"Oh, I'm fine." A small, brittle laugh. "Well, actually, no, I'm not. I'm devastated. But I think we're all still in shock, really. It hasn't sunk in yet. You never imagine something like this happening, do you?"

"No," I said gently. "I know how you must be feeling. Can I do anything to help?"

"I was wondering…do you think I could come in and talk to you sometime? Only if it's no trouble. There's something I need to ask you." A car went by in the background; she was outside somewhere, on a mobile or a pay phone.

"Of course. This afternoon?"

"No," she said hastily. "No-not today. You see, they'll be back any minute, they've only gone to…to view the…" Her voice trailed off. "Could I come tomorrow? Sometime in the afternoon?"

"Whenever you like," I said. "Let me give you my mobile number, OK?

Then you can reach me any time you need to. Just give me a ring tomorrow, and we'll meet up."

She took it down, murmuring the numbers under her breath. "I have to go," she said hurriedly. "Thank you, Detective Ryan. Thank you so much," and, before I could say good-bye, she was gone.

* * *

I checked the interview room: Mark was writing, and Cassie had managed to make him laugh. I flipped my fingernails against the glass. Mark's head snapped up, and Cassie threw me a tiny smile and a fractional shake of her head: apparently they were managing to get by without me. This, as you might expect, was fine with me. Sophie would be waiting for the blood sample we'd promised her; I left Cassie a "Back in 5" Post-it on the door of the interview room, and went down to the basement.

Evidence storage procedures in the early 1980s, especially for cold cases, were not sophisticated. Peter and Jamie's box was on a high shelf and I had never taken it down before, but I knew, from the lumpy shifting when I had pulled out the main file from the top, that there were other things in there, and those had to be whatever evidence Kiernan and McCabe and their team had collected. The case had four other boxes, but they were labeled, in neat black lettering as careful as a child's: 2) Questionaires, 3) Questionaires, 4) Statements, 5) Leads. Either Kiernan or McCabe couldn't spell. I tugged the main box off the shelf, dust-motes fountaining through the bare lightbulb's glare, and dumped it on the floor.

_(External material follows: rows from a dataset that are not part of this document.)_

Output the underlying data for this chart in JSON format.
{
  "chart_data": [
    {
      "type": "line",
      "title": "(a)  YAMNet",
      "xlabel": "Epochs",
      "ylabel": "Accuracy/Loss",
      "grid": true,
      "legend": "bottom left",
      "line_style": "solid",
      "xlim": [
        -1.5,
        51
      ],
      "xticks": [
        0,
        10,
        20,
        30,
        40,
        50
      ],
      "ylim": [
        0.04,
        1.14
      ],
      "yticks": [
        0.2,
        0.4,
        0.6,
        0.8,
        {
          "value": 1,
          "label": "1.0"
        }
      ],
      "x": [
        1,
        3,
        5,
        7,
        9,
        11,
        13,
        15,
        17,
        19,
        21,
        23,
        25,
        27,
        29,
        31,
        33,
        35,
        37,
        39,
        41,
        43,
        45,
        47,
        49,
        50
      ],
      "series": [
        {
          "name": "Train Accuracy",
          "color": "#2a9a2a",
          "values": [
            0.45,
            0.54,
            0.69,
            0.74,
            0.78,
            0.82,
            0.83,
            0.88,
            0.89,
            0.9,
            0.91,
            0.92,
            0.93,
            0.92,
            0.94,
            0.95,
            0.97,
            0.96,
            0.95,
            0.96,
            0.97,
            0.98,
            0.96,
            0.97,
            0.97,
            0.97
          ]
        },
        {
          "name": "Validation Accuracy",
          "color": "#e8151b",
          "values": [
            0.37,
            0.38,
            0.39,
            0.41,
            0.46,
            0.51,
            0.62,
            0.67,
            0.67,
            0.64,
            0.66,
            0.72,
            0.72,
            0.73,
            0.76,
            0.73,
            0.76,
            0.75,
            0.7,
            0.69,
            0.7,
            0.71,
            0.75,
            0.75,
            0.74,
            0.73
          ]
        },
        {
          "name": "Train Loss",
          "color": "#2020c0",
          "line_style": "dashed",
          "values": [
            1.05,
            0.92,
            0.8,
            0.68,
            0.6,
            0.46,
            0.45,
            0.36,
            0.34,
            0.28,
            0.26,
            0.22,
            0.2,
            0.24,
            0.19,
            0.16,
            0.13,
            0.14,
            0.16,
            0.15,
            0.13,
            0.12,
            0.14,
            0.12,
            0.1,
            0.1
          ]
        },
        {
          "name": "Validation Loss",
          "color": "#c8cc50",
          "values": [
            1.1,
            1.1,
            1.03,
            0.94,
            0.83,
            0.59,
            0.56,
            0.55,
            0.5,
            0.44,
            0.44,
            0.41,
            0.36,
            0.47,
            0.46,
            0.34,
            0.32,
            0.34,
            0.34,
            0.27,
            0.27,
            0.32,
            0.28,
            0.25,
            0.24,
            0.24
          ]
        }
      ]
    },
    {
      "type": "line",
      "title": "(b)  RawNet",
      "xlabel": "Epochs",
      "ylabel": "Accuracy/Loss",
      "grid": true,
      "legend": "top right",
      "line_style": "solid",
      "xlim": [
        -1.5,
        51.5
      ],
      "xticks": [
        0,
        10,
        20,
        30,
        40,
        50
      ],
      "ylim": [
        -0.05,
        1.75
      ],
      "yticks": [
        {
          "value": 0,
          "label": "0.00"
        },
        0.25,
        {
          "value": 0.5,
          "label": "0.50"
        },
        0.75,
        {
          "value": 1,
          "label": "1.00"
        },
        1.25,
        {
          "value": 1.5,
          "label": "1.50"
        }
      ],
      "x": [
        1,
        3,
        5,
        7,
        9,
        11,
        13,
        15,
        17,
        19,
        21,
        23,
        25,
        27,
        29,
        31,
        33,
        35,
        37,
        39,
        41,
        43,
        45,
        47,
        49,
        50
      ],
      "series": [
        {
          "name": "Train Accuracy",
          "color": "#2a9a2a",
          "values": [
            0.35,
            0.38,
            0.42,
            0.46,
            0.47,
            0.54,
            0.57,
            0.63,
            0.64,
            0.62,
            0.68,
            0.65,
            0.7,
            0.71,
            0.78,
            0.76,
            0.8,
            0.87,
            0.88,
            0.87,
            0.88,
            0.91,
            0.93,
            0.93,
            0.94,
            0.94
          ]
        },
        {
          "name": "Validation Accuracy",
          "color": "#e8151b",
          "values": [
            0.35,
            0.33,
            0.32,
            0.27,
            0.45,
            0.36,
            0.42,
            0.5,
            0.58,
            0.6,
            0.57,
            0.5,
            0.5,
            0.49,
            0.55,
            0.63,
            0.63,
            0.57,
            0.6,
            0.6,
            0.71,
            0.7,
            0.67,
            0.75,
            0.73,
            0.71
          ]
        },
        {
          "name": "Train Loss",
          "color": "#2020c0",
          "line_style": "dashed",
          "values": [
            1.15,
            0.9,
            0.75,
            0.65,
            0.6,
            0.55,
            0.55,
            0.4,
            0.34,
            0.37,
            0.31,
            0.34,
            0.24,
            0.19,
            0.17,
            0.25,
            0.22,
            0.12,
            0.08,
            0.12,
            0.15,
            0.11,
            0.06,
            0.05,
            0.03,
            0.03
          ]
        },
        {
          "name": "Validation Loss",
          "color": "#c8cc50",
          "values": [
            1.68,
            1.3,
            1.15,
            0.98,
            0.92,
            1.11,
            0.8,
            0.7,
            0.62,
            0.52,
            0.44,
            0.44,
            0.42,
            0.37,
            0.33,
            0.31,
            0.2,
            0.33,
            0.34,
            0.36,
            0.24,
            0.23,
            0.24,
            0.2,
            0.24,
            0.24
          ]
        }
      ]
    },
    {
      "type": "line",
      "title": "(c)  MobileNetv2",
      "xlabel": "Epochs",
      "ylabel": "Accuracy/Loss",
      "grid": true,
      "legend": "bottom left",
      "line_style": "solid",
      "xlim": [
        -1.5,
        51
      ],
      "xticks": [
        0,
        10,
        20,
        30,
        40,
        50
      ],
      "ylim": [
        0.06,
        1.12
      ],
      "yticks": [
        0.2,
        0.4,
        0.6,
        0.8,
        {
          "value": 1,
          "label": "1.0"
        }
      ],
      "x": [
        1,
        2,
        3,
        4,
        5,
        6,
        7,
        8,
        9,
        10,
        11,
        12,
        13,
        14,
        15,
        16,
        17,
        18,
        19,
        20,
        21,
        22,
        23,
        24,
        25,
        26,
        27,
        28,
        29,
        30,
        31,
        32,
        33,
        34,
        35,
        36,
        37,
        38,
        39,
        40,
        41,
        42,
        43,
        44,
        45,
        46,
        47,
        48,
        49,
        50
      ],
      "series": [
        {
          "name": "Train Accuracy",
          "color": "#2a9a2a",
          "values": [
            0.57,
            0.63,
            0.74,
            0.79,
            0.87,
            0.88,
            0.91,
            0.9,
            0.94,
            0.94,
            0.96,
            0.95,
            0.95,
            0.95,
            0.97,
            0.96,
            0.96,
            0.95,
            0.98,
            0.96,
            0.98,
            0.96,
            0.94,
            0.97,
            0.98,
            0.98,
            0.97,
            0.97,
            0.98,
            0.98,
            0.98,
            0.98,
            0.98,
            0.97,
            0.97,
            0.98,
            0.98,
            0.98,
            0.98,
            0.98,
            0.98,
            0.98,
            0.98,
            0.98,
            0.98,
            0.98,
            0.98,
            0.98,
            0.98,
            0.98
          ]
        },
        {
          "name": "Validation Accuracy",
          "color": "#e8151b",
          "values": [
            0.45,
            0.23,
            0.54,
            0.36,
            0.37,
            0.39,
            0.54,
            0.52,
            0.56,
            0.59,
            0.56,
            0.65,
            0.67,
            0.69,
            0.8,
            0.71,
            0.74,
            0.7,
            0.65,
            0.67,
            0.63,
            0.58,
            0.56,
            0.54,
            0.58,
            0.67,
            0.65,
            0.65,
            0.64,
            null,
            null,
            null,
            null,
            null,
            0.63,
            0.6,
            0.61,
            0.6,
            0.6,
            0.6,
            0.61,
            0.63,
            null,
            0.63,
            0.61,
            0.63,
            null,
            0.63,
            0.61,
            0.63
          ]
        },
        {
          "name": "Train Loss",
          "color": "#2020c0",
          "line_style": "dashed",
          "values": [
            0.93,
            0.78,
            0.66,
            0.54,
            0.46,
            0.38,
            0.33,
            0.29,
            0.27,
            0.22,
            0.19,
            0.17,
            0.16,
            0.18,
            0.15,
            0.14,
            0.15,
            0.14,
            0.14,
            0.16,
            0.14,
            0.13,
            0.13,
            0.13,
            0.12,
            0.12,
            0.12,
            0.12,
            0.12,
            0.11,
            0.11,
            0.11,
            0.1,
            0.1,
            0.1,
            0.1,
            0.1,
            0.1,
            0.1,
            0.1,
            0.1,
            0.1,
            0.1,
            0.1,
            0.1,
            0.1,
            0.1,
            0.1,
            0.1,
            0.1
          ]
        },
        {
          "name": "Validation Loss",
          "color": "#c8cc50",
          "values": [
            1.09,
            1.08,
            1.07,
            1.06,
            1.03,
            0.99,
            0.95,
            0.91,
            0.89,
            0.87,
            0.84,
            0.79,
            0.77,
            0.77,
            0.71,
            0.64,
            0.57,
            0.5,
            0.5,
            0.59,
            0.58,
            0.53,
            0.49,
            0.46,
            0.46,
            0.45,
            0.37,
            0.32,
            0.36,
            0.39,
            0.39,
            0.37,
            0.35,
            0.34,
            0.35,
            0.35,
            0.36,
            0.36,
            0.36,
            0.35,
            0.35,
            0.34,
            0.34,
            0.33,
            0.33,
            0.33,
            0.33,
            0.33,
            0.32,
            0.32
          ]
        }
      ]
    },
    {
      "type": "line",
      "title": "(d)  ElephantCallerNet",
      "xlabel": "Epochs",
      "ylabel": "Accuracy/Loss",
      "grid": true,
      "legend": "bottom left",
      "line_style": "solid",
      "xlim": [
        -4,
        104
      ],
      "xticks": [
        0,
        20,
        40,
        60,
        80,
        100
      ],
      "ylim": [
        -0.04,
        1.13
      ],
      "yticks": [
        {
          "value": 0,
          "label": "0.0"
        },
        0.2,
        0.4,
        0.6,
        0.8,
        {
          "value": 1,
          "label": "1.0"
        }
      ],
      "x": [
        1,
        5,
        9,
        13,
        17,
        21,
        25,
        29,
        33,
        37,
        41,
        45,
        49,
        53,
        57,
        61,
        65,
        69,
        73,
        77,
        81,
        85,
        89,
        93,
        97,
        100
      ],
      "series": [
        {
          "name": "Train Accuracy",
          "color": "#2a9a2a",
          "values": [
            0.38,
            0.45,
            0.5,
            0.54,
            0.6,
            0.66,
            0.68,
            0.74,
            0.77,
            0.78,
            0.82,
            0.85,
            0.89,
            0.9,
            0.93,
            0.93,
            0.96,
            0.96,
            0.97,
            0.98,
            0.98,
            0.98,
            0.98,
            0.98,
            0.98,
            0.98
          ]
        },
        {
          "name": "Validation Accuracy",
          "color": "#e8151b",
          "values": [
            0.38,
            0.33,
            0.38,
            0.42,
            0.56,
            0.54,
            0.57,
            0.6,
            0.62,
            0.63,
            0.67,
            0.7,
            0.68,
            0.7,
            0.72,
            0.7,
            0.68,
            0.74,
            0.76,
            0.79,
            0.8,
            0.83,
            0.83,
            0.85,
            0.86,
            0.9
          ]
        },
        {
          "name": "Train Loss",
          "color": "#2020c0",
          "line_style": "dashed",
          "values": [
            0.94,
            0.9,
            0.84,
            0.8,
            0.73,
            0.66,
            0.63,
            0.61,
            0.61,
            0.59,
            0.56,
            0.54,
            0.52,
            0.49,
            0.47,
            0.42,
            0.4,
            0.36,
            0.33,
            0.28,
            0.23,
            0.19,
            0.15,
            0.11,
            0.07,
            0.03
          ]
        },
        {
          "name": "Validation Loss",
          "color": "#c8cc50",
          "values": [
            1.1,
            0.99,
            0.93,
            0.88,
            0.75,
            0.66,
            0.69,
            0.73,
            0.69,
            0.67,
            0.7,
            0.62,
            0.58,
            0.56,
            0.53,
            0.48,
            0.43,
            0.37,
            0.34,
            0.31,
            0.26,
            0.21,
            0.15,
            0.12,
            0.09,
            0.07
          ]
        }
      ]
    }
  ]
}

It was half full of plastic evidence bags, furred with thick layers of dust that gave the objects inside a shadowy, sepia-toned look, like mysterious artifacts found by chance in a centuries-sealed chamber. I pulled them out gently, one by one, blew on them and laid them in a row on the flagstones.

There was very little, for a major case. A child's watch, a glass tumbler, a dull-orange Donkey Kong game, all coated in what looked like fingerprint powder. Various scraps of trace evidence, mainly dried leaves and chips of bark. A pair of white gym socks stippled with dark brown, with neat square holes where swatches had been razored out for testing. A grubby white T-shirt; faded denim shorts, the hems starting to fray. Last of all the runners, with their childish scuff marks and their stiff, black, buckled lining. They were the padded kind, but the blood had soaked almost all the way through: the outsides had tiny dark stains spreading from the stitching holes, splashes around the top, faint brownish patches where it lay just beneath the surface.

I had been bracing myself quite hard for this, actually. I think I'd had some vague idea that seeing the evidence would trigger a dramatic flash flood of memories; I hadn't exactly expected to end up in a fetal position on the basement floor, but there was a reason I'd picked a moment when no one was likely to come looking for me. In the event, though, I realized with a definite sense of anticlimax that none of this stuff looked even remotely familiar-except, of all things, Peter's Donkey Kong game, which was presumably only there for fingerprint comparison and which ignited a brief and fairly useless flare of memory (me and Peter sitting on sunlit carpet working a button each, concentrated and elbowing, Jamie leaning over our shoulders and yelping excited instructions) so intense I could practically hear the game's brisk, bossy chirrups and beeps. The clothes, though I knew they were mine, rang no bells whatsoever. It seemed inconceivable that I had actually got up one morning and put them on. All I could see was the pathos of them-how small the T-shirt was, the Biro Mickey Mouse on the toe of one runner. Twelve had seemed terrifyingly grown up, at the time.